Home Secretary Priti Patel has argued that it is up to France to stop migrants crossing the Channel.
The comments were made during a statement to MPs, in which she added there is “no quick fix” to the issue.
Meanwhile, France has demanded fresh assistance, with French president Emmanuel Macron requesting “extra help” from the UK.
Ms Patel added that the drownings were a “dreadful shock” and described the crossings as “absolutely unnecessary” after renewing an offer of sending British officers to join patrols on French beaches.
But new figures from the Home Office show that asylum claims in the UK have hit their highest level for nearly 20 years – much of which has been fuelled by soaring migrant crossings on the Channel.
Labour leader Sir Keir Starmer expressed his frustration towards the Home Secretary, saying that she “isn’t doing anything to deal with this effectively”.
In an urgent statement to MPs, Ms Patel said: “What happened yesterday was a dreadful shock, it was not a surprise but it is also a reminder of how vulnerable people are put at peril when in the hands of criminal gangs.
“There is also no quick fix. This is about addressing long-term pull factors, smashing the criminal gangs that treat human beings as cargo and tackling supply chains.”
Following an emergency call between the Prime Minister and Mr Macron, Ms Patel said she made a “very clear” offer to her French counterpart to have British officers “join patrols to prevent these dangerous journeys from taking place”.
Despite this, Pierre-Henri Dumont, the MP for Calais, dismissed the “crazy” proposal that he said “will not change anything” along the vast shoreline.
Speaking during a visit to Croatia, Mr Macron said: “We are going to ask for extra help from the British because all these men and these women don’t want to stay in France.
“We tell them they’re obviously able to do so, and there are centres in Calais and Dunkirk where they can go, but we’re going to reinforce in fact saving them at sea.”
French politicians have begun placing the blame on UK authorities for failing to tackle the issue.

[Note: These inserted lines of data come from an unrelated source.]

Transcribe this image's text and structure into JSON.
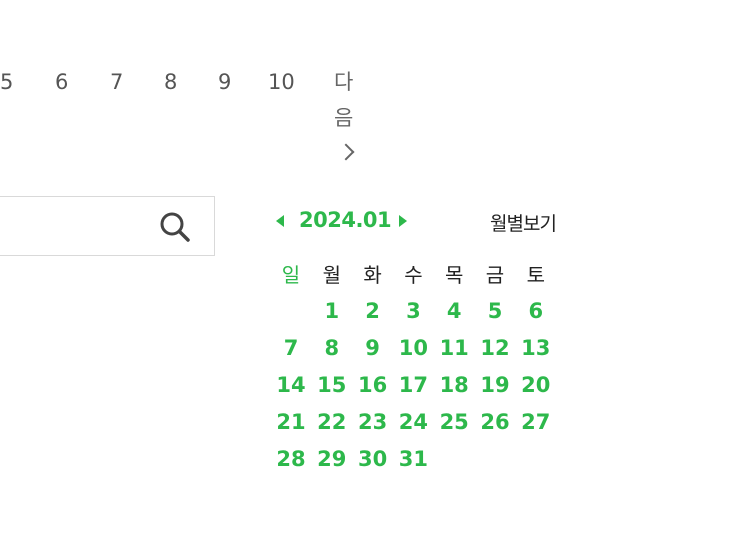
{
  "pagination": {
    "pages": [
      "5",
      "6",
      "7",
      "8",
      "9",
      "10"
    ],
    "next_label": "다음"
  },
  "search": {
    "placeholder": "",
    "icon": "search-icon"
  },
  "calendar": {
    "title": "2024.01",
    "monthly_view_label": "월별보기",
    "weekdays": [
      "일",
      "월",
      "화",
      "수",
      "목",
      "금",
      "토"
    ],
    "days": [
      "1",
      "2",
      "3",
      "4",
      "5",
      "6",
      "7",
      "8",
      "9",
      "10",
      "11",
      "12",
      "13",
      "14",
      "15",
      "16",
      "17",
      "18",
      "19",
      "20",
      "21",
      "22",
      "23",
      "24",
      "25",
      "26",
      "27",
      "28",
      "29",
      "30",
      "31"
    ],
    "first_weekday_index": 1,
    "accent_color": "#2db84b"
  }
}
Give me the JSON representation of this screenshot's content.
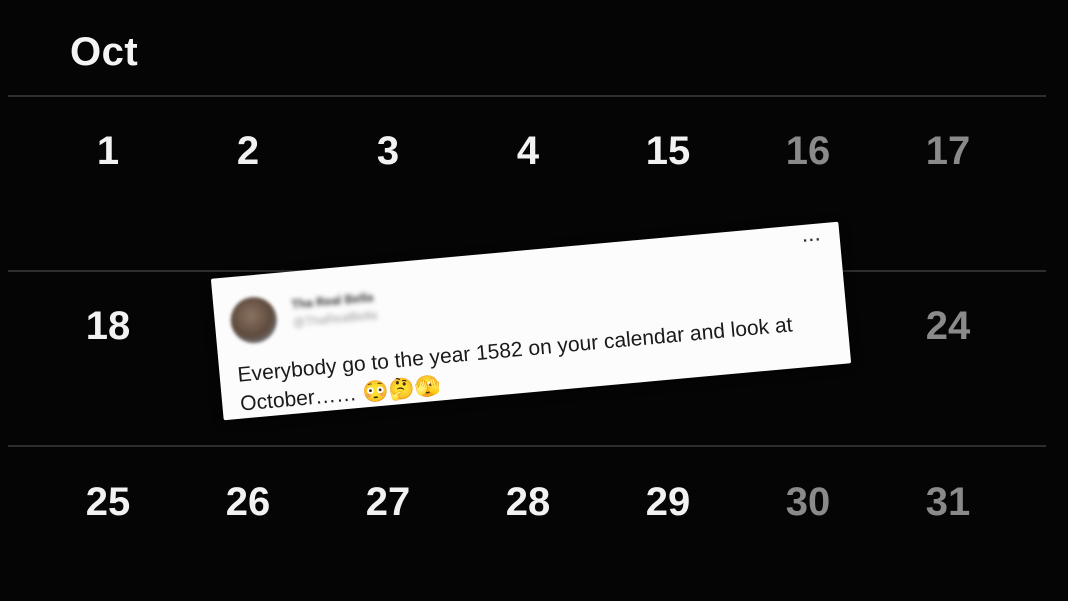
{
  "calendar": {
    "month": "Oct",
    "rows": [
      [
        {
          "day": "1",
          "dim": false
        },
        {
          "day": "2",
          "dim": false
        },
        {
          "day": "3",
          "dim": false
        },
        {
          "day": "4",
          "dim": false
        },
        {
          "day": "15",
          "dim": false
        },
        {
          "day": "16",
          "dim": true
        },
        {
          "day": "17",
          "dim": true
        }
      ],
      [
        {
          "day": "18",
          "dim": false
        },
        {
          "day": "",
          "dim": false
        },
        {
          "day": "",
          "dim": false
        },
        {
          "day": "",
          "dim": false
        },
        {
          "day": "",
          "dim": false
        },
        {
          "day": "",
          "dim": true
        },
        {
          "day": "24",
          "dim": true
        }
      ],
      [
        {
          "day": "25",
          "dim": false
        },
        {
          "day": "26",
          "dim": false
        },
        {
          "day": "27",
          "dim": false
        },
        {
          "day": "28",
          "dim": false
        },
        {
          "day": "29",
          "dim": false
        },
        {
          "day": "30",
          "dim": true
        },
        {
          "day": "31",
          "dim": true
        }
      ]
    ]
  },
  "tweet": {
    "author_name": "Tha Real Bella",
    "author_handle": "@ThaRealBella",
    "text": "Everybody go to the year 1582 on your calendar and look at October…… 😳🤔🫣",
    "more_icon": "···"
  },
  "colors": {
    "background": "#050505",
    "day_text": "#f2f2f2",
    "weekend_text": "#8a8a8a",
    "card": "#fcfcfc"
  }
}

During this time, two more small boats carrying individuals believed to be migrants arrived on British shores.
One group wearing life jackets and wrapped in blankets were seen huddled together on board an RNLI lifeboat before disembarking in Dover on Thursday morning. High winds put a stop to the crossings later in the day.
As a former prosecutor, Sir Keir said he would “take a lot of persuading” that the evidence was not there earlier to make the arrests of five suspected smugglers believed to have been involved and prevent the latest deaths as he called for greater cooperation with France.

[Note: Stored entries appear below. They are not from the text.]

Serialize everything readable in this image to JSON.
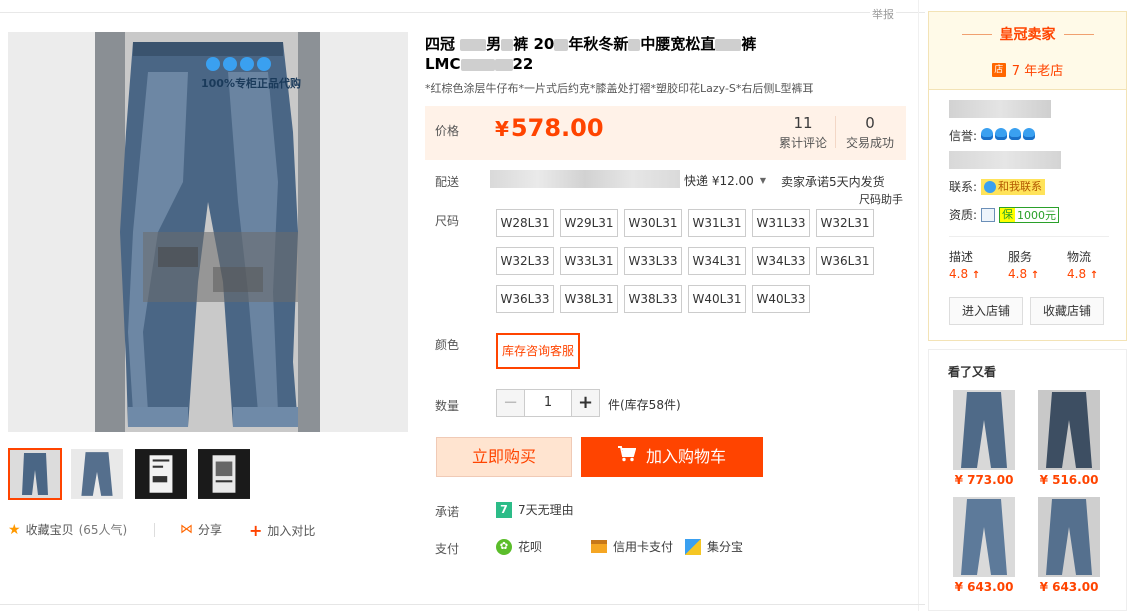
{
  "header": {
    "report": "举报"
  },
  "gallery": {
    "watermark": "100%专柜正品代购",
    "thumbs": [
      "thumb-1",
      "thumb-2",
      "thumb-3",
      "thumb-4"
    ],
    "favorite": "收藏宝贝",
    "favorite_count": "(65人气)",
    "share": "分享",
    "compare": "加入对比"
  },
  "product": {
    "title_1": "四冠",
    "title_2": "男",
    "title_3": "裤 20",
    "title_4": "年秋冬新",
    "title_5": "中腰宽松直",
    "title_6": "裤",
    "title_code_1": "LMC",
    "title_code_2": "22",
    "subtitle": "*红棕色涂层牛仔布*一片式后约克*膝盖处打褶*塑胶印花Lazy-S*右后侧L型裤耳",
    "price_label": "价格",
    "currency": "¥",
    "price": "578.00",
    "reviews_count": "11",
    "reviews_label": "累计评论",
    "sales_count": "0",
    "sales_label": "交易成功",
    "shipping_label": "配送",
    "shipping_method": "快递 ¥12.00",
    "shipping_promise": "卖家承诺5天内发货",
    "size_helper": "尺码助手",
    "size_label": "尺码",
    "sizes": [
      "W28L31",
      "W29L31",
      "W30L31",
      "W31L31",
      "W31L33",
      "W32L31",
      "W32L33",
      "W33L31",
      "W33L33",
      "W34L31",
      "W34L33",
      "W36L31",
      "W36L33",
      "W38L31",
      "W38L33",
      "W40L31",
      "W40L33"
    ],
    "color_label": "颜色",
    "color_option": "库存咨询客服",
    "qty_label": "数量",
    "qty_minus": "−",
    "qty_value": "1",
    "qty_plus": "+",
    "stock": "件(库存58件)",
    "buy_now": "立即购买",
    "add_to_cart": "加入购物车",
    "promise_label": "承诺",
    "promise_icon": "7",
    "promise_text": "7天无理由",
    "payment_label": "支付",
    "pay_1": "花呗",
    "pay_2": "信用卡支付",
    "pay_3": "集分宝"
  },
  "seller": {
    "crown": "皇冠卖家",
    "years_icon": "店",
    "years": "7 年老店",
    "credit_label": "信誉:",
    "contact_label": "联系:",
    "contact_btn": "和我联系",
    "qual_label": "资质:",
    "qual_amount": "1000元",
    "desc_label": "描述",
    "desc_score": "4.8",
    "service_label": "服务",
    "service_score": "4.8",
    "logistics_label": "物流",
    "logistics_score": "4.8",
    "up_arrow": "↑",
    "enter_shop": "进入店铺",
    "fav_shop": "收藏店铺"
  },
  "also_viewed": {
    "title": "看了又看",
    "items": [
      {
        "price": "¥ 773.00"
      },
      {
        "price": "¥ 516.00"
      },
      {
        "price": "¥ 643.00"
      },
      {
        "price": "¥ 643.00"
      }
    ]
  },
  "colors": {
    "accent": "#ff4400",
    "price": "#ff4400",
    "price_bg": "#fff2e8"
  }
}
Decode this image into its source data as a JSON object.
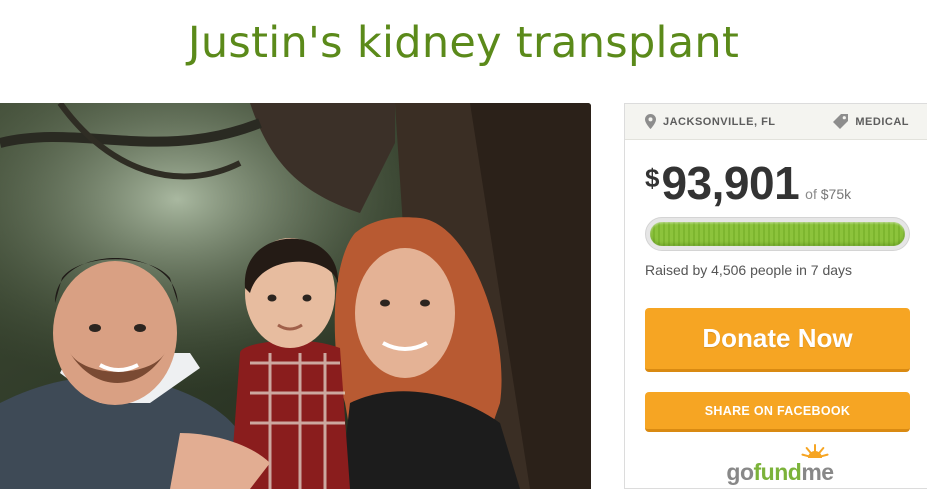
{
  "campaign": {
    "title": "Justin's kidney transplant"
  },
  "panel": {
    "location": "JACKSONVILLE, FL",
    "category": "MEDICAL",
    "currency_symbol": "$",
    "amount_raised": "93,901",
    "goal_prefix": "of",
    "goal": "$75k",
    "progress_fraction": 1.0,
    "raised_by": "Raised by 4,506 people in 7 days",
    "donate_label": "Donate Now",
    "share_label": "SHARE ON FACEBOOK",
    "logo_part1": "go",
    "logo_part2": "fund",
    "logo_part3": "me"
  },
  "colors": {
    "title": "#5b8a1a",
    "button": "#f6a523",
    "progress": "#8cc33c",
    "logo_green": "#7cb33a",
    "logo_sun": "#f6a523"
  },
  "icons": {
    "location": "map-pin-icon",
    "category": "tag-icon",
    "logo": "sunburst-icon"
  }
}
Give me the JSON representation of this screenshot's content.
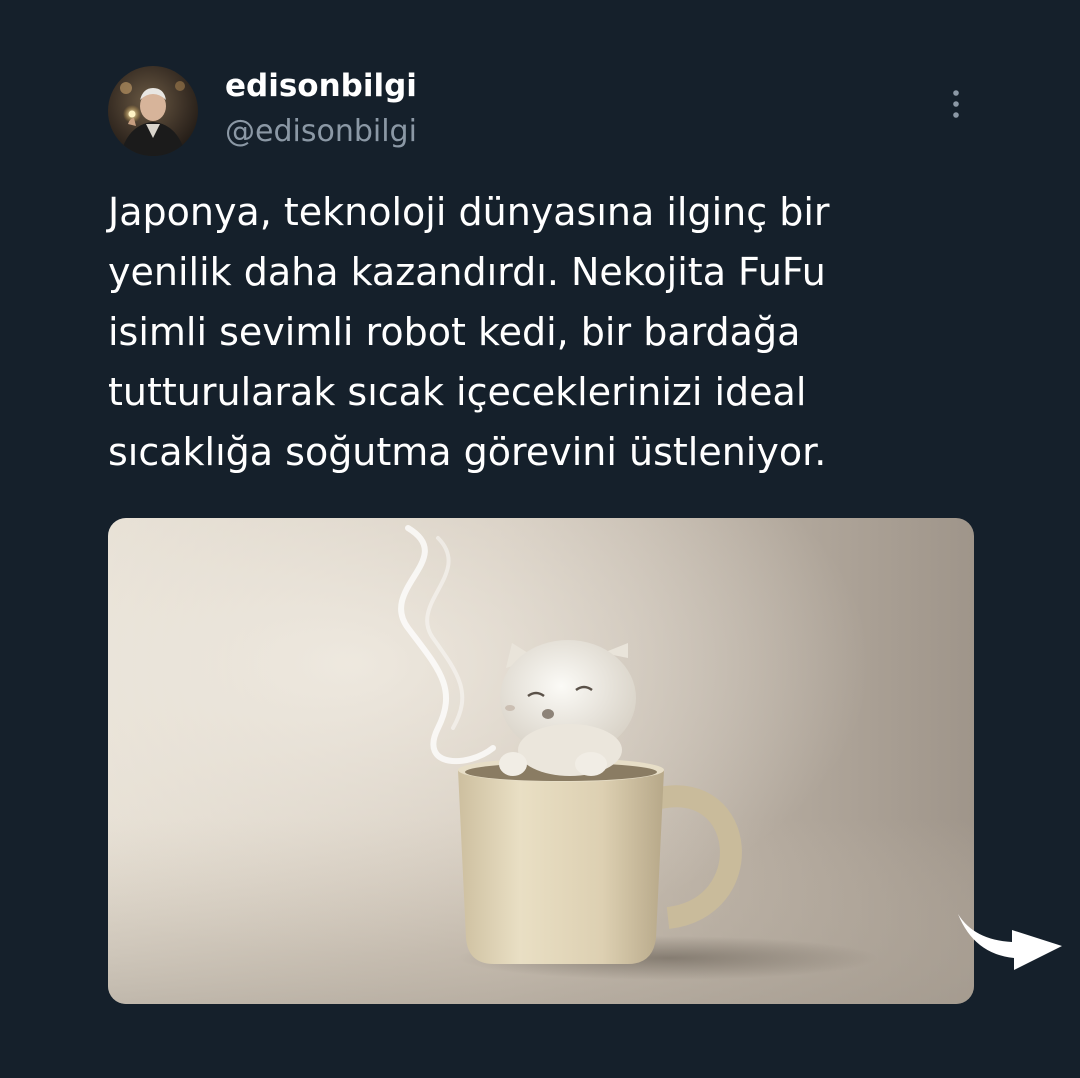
{
  "author": {
    "display_name": "edisonbilgi",
    "handle": "@edisonbilgi"
  },
  "tweet": {
    "text": "Japonya, teknoloji dünyasına ilginç bir\nyenilik daha kazandırdı. Nekojita FuFu\nisimli sevimli robot kedi, bir bardağa\ntutturularak sıcak içeceklerinizi ideal\nsıcaklığa soğutma görevini üstleniyor."
  },
  "icons": {
    "more": "more-vertical-icon",
    "next": "curved-arrow-right-icon"
  },
  "colors": {
    "background": "#15202b",
    "handle_text": "#8b98a5"
  }
}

“We’ve got to improve our law enforcement here because the people smugglers, the traffickers have got a real hold on these desperate people, we’ve got to break that,” he told reporters.
“I’m also frustrated that the Home Secretary makes no end of headline-grabbing statements but isn’t doing anything to deal with this effectively.”
Speaking to French radio network RTL, Mr Darmanin earlier blamed human trafficking gangs who promised people the “El Dorado of England” for a large fee.
Mr Darmanin was unable to state the nationalities of the victims – but said one was Somali and the other Iraqi.
The French prosecutor’s office tasked with investigating the incident said the dead included 17 men, seven women and two boys and one girl believed to be teenagers.
A joint search and rescue operation by the French and British authorities that was launched after a fishing boat spotted people in the sea off France was finally called off late on Wednesday.
The French authorities have arrested five suspected people traffickers in connection with the incident, and the French prosecutors’ office said magistrates are investigating potential charges of homicide, unintentional wounding, assisting illegal migration and criminal conspiracy.
Following a meeting of the Cobra emergencies committee, Mr Johnson said it is clear that French operations to stop the migrant boats leaving “haven’t been enough” despite £54 million of UK support, adding that the people traffickers are “literally getting away with murder”.
However, Mayor of Calais Natacha Bouchart said it is the British who are to blame and called on Mr Johnson to “face up to his responsibilities”.
“The British Government is to blame. I believe that Boris Johnson has, for the past year and a half, cynically chosen to blame France,” she said, according to French media reports.
Franck Dhersin, vice president of transport for the northern Hauts-de-France region, said the “mafia chiefs” at the top of the trafficking networks live in the UK and must be arrested.
“And the mafia chiefs live in London… They live in London peacefully, in beautiful villas, they earn hundreds of millions of euros every year, and they reinvest that money in the City,” he told French TV station BFMTV.
More than 25,700 people have made the dangerous journey to the UK in small boats this year – three times the total for the whole of 2020, according to data compiled by the PA news agency.
Figures released by the Home Office on Thursday showed that more than 37,500 asylum claims were made in the UK in the year to September, which is the highest level for nearly 20 years.
The backlog in cases also reached its highest point since comparable records began, with more than 67,500 asylum applications awaiting a decision at the end of September.